Rimase a letto una settimana, si era preso l’influenza e quando tornò a
lezione la vide che rideva con un altro ragazzo e gli passava la mano
sulla guancia, in una lunghissima, interminabile carezza.
Istintivamente si toccò la guancia e dovette constatare che lui non
aveva il ricordo della mano di Matilde addosso. Qualcosa non era andata
per il verso giusto. Ma cosa?
Fu quella per lui la prima vera delusione d’amore e, sebbene lui non
fosse veramente innamorato di lei, la delusione stava nell’essersi
sbagliato, nell’aver immaginato che lei fosse innamorata di lui. Si
vergognava come un ladro a ripensarsi come un idiota che passa una
serata a scrutare il volto di una ragazza credendo che lei abbia dei
sentimenti per lui per poi scoprire che quell’impassibilità era invece
assenza d’amore. E si vergognava al ricordo dell’impercettibile
movimento che le sue dita avevano fatto quando si erano stretti la
mano, un movimento verso il braccio di lei, l’inizio del polso.
Probabilmente lei non se ne era nemmeno accorta, ma lui lo sapeva di
aver fatto quel gesto e ora se ne vergognava di fronte al tribunale
della sua intelligenza. Un idiota che non era in grado di decifrare i
segnali che le donne gli mandavano.
Dopo quella delusione ce ne furono altre perché man mano che cresceva
sembrava sempre più incapace di decifrare i sentimenti delle donne con
cui usciva e per questo si asteneva da averne lui stesso di sentimenti.
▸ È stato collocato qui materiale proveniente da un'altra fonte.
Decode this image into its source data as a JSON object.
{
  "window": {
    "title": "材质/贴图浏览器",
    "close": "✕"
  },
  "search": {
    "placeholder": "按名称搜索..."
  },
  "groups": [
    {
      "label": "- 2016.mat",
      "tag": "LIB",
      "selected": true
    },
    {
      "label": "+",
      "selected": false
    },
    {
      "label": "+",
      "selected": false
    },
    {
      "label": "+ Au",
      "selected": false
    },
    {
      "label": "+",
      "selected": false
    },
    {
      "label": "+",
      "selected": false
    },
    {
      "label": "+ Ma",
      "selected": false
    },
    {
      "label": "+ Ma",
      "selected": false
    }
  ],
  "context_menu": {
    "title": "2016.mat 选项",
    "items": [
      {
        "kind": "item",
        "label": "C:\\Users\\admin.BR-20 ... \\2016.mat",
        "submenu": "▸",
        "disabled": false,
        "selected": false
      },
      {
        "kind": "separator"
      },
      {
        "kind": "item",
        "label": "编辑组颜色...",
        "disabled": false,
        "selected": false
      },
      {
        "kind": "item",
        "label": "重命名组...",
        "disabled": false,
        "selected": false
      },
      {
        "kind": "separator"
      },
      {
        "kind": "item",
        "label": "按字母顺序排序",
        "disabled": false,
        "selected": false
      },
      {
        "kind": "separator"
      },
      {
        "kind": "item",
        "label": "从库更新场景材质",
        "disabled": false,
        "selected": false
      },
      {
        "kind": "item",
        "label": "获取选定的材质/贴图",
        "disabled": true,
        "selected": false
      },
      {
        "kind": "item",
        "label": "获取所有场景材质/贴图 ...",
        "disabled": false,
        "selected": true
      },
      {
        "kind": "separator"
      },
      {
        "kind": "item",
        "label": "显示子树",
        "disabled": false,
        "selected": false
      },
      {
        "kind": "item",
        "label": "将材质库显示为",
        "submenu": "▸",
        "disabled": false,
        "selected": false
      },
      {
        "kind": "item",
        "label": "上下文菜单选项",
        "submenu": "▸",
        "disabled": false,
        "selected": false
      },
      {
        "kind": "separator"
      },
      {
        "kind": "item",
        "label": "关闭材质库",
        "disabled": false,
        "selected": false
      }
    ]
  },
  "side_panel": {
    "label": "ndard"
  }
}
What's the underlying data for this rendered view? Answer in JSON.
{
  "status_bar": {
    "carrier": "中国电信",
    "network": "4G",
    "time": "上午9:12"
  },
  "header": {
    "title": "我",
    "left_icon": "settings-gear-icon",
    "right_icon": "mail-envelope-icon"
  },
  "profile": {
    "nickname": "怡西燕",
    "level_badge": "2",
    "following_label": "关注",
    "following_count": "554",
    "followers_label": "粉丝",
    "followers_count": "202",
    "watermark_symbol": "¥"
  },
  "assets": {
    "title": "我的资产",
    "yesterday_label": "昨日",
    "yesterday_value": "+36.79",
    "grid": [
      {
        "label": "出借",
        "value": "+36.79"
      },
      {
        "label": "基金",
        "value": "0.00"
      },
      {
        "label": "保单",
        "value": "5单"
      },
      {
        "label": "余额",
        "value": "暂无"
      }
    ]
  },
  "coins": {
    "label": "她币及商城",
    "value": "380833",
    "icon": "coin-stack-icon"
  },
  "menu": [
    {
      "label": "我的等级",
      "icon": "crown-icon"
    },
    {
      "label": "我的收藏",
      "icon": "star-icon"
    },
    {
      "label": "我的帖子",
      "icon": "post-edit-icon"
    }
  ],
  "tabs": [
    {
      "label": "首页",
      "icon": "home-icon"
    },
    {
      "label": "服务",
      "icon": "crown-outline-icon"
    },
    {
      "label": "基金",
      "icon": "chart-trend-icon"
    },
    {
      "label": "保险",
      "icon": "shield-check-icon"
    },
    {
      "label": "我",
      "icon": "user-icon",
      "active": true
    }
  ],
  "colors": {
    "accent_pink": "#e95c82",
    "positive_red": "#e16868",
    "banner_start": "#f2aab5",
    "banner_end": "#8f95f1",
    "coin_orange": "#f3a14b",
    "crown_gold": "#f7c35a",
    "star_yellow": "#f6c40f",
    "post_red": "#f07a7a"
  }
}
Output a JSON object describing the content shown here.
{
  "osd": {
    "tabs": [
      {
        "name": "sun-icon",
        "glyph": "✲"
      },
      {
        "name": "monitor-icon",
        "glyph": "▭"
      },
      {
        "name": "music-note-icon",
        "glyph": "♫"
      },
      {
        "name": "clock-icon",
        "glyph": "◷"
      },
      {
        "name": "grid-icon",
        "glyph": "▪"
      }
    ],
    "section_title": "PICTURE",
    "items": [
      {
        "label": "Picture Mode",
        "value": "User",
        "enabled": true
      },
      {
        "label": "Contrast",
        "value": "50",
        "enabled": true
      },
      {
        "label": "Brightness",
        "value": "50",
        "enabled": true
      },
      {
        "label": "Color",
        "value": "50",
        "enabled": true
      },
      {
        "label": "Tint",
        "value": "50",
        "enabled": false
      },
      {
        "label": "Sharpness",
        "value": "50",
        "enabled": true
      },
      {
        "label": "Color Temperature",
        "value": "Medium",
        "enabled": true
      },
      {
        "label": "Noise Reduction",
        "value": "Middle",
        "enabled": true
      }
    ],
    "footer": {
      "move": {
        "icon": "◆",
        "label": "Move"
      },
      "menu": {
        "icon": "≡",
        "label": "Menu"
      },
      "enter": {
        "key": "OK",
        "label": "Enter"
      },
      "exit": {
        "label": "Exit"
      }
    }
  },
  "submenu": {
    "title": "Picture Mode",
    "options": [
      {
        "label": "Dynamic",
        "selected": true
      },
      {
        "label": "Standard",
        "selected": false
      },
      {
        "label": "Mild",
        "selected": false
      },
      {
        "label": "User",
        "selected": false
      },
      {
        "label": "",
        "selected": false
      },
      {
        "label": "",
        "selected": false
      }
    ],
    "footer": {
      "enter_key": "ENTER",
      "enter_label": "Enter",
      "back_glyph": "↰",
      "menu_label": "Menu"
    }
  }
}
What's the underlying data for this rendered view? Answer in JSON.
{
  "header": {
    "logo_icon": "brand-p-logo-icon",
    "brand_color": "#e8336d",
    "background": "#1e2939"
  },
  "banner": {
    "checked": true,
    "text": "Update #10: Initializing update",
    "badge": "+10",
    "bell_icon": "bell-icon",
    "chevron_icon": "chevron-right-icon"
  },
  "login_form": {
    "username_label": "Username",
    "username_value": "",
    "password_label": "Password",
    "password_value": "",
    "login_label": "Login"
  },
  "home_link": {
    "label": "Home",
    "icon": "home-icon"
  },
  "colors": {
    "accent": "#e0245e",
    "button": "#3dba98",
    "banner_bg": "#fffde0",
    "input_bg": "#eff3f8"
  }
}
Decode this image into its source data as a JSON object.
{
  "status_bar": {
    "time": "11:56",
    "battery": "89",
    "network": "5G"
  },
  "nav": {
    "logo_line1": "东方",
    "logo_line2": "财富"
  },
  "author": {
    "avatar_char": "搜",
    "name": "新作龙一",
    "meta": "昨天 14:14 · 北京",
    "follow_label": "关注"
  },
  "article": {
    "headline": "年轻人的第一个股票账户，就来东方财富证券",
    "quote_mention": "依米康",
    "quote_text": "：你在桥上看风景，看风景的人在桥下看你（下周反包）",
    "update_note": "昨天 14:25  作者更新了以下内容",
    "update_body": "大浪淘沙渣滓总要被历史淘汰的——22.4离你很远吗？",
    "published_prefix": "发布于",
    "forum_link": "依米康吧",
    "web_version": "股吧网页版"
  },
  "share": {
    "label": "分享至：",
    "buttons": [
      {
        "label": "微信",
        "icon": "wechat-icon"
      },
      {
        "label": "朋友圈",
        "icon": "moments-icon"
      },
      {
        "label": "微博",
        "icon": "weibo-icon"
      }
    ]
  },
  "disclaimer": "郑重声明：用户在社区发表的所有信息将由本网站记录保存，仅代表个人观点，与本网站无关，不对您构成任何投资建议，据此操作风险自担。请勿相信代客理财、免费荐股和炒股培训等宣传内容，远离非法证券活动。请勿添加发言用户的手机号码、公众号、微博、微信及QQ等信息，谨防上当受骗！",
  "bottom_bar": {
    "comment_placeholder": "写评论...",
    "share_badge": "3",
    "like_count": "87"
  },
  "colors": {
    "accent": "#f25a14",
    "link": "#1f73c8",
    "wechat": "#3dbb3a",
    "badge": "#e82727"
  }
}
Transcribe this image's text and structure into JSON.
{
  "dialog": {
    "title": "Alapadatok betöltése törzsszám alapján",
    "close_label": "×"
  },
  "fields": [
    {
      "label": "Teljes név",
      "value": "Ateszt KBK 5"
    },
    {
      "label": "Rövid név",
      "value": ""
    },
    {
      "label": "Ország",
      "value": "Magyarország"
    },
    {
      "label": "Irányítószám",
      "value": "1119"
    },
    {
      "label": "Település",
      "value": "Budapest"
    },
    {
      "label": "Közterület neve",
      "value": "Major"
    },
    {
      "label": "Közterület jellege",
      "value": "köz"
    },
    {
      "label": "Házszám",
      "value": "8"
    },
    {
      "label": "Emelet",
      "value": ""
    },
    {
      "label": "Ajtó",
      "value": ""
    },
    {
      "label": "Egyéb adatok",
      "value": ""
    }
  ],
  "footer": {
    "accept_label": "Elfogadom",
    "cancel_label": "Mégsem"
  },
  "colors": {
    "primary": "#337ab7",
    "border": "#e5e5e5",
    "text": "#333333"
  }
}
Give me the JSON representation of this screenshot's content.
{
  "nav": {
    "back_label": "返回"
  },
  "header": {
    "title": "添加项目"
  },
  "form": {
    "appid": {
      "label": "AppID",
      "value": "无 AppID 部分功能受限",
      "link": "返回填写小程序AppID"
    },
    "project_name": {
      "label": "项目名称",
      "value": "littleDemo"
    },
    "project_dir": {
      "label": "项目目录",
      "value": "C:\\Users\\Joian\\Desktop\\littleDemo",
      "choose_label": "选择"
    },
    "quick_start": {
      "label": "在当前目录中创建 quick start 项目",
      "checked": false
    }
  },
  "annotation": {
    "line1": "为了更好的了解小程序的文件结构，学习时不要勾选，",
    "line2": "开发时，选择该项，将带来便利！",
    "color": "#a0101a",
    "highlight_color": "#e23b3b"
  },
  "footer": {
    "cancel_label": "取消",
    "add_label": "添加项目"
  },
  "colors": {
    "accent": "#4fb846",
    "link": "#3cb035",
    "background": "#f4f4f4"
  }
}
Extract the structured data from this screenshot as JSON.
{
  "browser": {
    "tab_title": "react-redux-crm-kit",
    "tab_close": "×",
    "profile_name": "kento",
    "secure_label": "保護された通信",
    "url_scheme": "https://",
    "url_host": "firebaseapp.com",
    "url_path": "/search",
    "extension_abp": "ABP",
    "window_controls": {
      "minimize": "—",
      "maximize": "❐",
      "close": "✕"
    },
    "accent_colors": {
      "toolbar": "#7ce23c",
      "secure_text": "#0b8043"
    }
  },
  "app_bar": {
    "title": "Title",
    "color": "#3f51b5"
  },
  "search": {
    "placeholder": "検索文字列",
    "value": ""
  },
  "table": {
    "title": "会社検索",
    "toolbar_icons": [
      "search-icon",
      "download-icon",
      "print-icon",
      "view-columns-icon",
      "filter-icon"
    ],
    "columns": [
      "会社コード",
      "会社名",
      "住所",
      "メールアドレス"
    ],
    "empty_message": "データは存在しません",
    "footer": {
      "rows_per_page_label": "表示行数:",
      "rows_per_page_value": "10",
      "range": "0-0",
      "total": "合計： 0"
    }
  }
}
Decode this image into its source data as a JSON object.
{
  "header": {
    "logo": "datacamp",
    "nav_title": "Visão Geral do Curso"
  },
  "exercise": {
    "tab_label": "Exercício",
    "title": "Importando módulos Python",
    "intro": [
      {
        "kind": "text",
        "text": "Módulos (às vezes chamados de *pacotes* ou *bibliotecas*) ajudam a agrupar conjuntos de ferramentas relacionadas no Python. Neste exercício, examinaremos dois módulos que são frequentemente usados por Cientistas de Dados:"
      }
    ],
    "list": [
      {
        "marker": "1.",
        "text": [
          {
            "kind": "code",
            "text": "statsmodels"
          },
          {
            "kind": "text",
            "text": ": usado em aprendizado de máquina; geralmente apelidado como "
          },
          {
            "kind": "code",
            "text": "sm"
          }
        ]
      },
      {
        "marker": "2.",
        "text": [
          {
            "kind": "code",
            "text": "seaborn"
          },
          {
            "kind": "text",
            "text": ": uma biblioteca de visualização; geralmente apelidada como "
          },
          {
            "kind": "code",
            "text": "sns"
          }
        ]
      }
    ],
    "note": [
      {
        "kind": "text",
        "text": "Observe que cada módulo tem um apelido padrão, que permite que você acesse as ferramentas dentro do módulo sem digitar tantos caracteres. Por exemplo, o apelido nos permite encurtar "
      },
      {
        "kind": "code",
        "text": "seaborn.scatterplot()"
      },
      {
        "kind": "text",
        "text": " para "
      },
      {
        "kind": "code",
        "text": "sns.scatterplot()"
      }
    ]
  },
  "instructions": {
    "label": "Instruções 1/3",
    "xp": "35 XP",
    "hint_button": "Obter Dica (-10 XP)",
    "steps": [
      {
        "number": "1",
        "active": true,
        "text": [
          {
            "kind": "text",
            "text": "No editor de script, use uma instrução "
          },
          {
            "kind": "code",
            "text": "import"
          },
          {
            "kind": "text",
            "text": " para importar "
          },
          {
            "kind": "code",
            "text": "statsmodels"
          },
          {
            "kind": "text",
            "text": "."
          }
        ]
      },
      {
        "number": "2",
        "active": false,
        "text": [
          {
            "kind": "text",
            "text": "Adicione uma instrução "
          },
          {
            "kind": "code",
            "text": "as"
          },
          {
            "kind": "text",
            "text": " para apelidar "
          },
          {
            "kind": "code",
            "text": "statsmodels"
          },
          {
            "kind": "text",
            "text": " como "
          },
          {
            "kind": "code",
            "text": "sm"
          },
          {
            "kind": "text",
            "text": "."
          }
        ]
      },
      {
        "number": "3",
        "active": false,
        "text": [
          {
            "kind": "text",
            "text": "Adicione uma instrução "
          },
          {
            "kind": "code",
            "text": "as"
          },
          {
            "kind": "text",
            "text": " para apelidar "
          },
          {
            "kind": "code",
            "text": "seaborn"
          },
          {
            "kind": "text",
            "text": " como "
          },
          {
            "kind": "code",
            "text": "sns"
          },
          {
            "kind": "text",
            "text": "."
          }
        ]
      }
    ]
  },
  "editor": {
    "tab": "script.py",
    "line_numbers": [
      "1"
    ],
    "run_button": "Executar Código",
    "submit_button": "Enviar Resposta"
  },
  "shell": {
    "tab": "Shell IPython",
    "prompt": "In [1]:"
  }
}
Era come se avesse bisogno di sapere che lo amassero per potersi
innamorare. E non gli sembrava mai che le donne lo amassero veramente.
Anche quelle che glielo avevano detto, anche quelle che avevano pianto
davanti a lui, tenendo gli occhi sgranati e rossi proprio a un palmo
dalla sua faccia, senza dire una parola.